One of the building’s most distinctive features is The Meeting Galleries, an 11,000-square-foot amenities complex designed to serve as a hub for corporate gatherings, client events, and employee collaboration. Comprising four distinct meeting spaces, the complex includes a “Town Hall” lounge outfitted with design cues reminiscent of luxury train travel in the 1930s. According to the information contained in The New York Post report, every detail—from the seating to the murals and artworks—was selected to evoke a sense of timeless sophistication while catering to the needs of modern tenants.

These shared spaces have proven to be a strong draw for prospective tenants, many of whom now prioritize flexible, high-quality meeting environments as part of their leasing decisions.

10 Grand Central’s success stands out in a Manhattan office market still facing high vacancy rates in the wake of pandemic-driven workplace changes. The property’s transformation underscores the role that targeted capital investment, rebranding, and amenity curation can play in repositioning older assets to compete with new construction.

As The New York Post report highlighted, the reimagining of the building’s identity—coupled with visible physical improvements—has not only changed perceptions but also delivered measurable returns in terms of occupancy, rent growth, and tenant retention.
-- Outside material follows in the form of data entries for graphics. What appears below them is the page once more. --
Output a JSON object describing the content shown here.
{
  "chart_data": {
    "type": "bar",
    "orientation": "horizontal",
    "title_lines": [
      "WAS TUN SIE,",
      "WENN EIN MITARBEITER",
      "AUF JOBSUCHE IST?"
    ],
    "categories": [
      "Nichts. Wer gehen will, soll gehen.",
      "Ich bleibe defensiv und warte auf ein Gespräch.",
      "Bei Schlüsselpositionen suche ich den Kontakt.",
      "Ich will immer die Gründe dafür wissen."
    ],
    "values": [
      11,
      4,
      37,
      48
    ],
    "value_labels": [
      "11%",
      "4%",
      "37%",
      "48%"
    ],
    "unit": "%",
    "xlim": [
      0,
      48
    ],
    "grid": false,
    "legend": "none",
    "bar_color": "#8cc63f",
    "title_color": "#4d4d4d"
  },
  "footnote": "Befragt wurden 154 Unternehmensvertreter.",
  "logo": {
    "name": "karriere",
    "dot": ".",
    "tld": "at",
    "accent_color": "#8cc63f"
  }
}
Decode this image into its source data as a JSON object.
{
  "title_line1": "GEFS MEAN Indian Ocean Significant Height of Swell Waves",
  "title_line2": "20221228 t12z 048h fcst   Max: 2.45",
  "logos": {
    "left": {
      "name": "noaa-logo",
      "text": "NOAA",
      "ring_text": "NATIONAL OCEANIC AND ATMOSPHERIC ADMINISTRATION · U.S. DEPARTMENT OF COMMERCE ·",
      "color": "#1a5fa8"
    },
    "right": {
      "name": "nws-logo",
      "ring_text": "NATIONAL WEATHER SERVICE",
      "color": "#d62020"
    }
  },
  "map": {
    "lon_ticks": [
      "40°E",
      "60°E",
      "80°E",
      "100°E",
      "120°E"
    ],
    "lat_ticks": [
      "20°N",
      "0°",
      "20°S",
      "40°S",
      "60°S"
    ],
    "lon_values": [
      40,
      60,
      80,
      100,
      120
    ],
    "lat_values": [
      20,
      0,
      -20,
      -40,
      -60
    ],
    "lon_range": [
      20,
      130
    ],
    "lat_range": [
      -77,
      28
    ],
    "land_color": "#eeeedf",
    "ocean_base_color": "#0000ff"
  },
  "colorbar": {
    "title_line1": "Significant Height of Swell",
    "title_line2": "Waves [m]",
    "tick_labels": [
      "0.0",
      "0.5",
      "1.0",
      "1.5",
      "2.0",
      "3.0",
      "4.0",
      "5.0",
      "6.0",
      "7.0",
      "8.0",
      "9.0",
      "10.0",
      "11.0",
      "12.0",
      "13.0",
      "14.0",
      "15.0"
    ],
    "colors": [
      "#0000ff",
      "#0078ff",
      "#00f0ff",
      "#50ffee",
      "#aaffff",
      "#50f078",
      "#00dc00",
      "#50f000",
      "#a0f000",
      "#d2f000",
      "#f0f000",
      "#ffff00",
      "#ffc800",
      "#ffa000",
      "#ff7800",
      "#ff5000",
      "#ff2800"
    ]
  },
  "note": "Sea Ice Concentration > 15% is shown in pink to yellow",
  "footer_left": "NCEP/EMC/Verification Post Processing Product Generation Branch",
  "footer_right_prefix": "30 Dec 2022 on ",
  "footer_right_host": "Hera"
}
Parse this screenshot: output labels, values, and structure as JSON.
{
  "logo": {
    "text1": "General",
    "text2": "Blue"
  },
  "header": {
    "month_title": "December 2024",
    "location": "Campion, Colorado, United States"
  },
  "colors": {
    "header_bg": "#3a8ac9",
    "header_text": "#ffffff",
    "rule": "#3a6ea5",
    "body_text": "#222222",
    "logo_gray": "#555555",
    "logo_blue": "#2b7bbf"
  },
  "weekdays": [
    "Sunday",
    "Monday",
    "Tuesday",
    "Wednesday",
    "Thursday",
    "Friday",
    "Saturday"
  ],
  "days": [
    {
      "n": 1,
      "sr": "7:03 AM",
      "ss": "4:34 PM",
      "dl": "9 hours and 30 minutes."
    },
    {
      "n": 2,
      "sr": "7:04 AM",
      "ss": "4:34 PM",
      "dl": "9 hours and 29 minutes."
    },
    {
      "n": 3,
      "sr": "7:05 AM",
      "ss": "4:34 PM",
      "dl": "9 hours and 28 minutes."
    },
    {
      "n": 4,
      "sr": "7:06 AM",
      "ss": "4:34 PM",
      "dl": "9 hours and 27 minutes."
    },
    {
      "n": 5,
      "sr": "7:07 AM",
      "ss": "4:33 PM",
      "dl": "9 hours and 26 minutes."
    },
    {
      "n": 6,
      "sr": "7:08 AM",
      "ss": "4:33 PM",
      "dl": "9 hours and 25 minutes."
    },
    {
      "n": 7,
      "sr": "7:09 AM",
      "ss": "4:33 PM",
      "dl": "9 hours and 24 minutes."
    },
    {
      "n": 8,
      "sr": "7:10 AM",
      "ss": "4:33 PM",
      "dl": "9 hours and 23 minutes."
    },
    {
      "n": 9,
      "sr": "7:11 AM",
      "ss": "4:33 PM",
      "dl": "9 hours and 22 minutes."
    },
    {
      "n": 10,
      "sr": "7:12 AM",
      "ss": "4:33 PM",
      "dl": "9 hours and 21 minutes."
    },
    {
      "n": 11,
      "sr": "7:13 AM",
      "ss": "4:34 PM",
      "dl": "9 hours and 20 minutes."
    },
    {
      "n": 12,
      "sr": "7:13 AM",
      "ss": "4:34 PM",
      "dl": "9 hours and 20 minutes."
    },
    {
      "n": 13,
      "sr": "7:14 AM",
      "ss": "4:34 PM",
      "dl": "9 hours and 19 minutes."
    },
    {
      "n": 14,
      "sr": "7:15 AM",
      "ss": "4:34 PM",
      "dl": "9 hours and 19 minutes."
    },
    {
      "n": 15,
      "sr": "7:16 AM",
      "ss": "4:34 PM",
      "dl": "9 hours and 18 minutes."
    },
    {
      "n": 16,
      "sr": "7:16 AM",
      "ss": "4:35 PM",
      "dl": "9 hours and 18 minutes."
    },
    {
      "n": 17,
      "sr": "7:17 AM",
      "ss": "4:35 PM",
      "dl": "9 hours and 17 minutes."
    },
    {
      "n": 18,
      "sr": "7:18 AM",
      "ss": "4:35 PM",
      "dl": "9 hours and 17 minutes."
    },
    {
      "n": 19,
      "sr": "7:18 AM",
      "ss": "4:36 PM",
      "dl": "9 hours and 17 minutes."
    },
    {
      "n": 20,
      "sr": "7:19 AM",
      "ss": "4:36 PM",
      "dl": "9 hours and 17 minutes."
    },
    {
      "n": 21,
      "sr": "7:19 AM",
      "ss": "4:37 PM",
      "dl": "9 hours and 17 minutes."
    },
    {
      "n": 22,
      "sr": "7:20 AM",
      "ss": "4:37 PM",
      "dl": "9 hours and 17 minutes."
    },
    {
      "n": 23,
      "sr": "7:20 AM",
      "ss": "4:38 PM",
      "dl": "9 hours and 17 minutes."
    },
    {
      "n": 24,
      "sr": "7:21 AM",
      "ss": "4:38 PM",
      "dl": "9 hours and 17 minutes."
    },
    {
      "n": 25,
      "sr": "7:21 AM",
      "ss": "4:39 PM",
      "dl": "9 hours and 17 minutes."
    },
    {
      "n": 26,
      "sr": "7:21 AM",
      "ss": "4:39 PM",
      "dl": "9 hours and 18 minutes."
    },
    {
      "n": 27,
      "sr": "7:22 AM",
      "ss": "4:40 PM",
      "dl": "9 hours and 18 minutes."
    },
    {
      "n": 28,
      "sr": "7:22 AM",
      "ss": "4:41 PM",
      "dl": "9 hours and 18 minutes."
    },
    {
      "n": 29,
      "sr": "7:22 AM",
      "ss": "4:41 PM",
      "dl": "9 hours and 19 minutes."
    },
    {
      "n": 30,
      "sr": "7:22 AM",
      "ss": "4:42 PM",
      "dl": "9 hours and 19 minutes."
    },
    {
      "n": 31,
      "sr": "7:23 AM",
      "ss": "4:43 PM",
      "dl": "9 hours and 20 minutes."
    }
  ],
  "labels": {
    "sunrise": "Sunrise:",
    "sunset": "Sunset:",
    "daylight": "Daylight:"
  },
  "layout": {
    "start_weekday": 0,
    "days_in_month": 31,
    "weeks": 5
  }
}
In many ways, the building’s trajectory mirrors broader trends in the New York City office sector, where high-quality, well-located properties with robust amenity packages continue to outperform. For landlords, the lesson from 10 Grand Central’s resurgence is clear: tenants are willing to pay a premium for space that combines prime location, distinctive design, and functional amenities that support both productivity and workplace culture.

As Marx Realty settles into its new headquarters within the same building, the decision to vacate space for an expanding tenant signals a level of landlord confidence that few Midtown properties can currently match. In a market still defined by uncertainty, 10 Grand Central’s near-full occupancy and rapid rent escalation offer a compelling case study in how to reposition an asset for long-term success.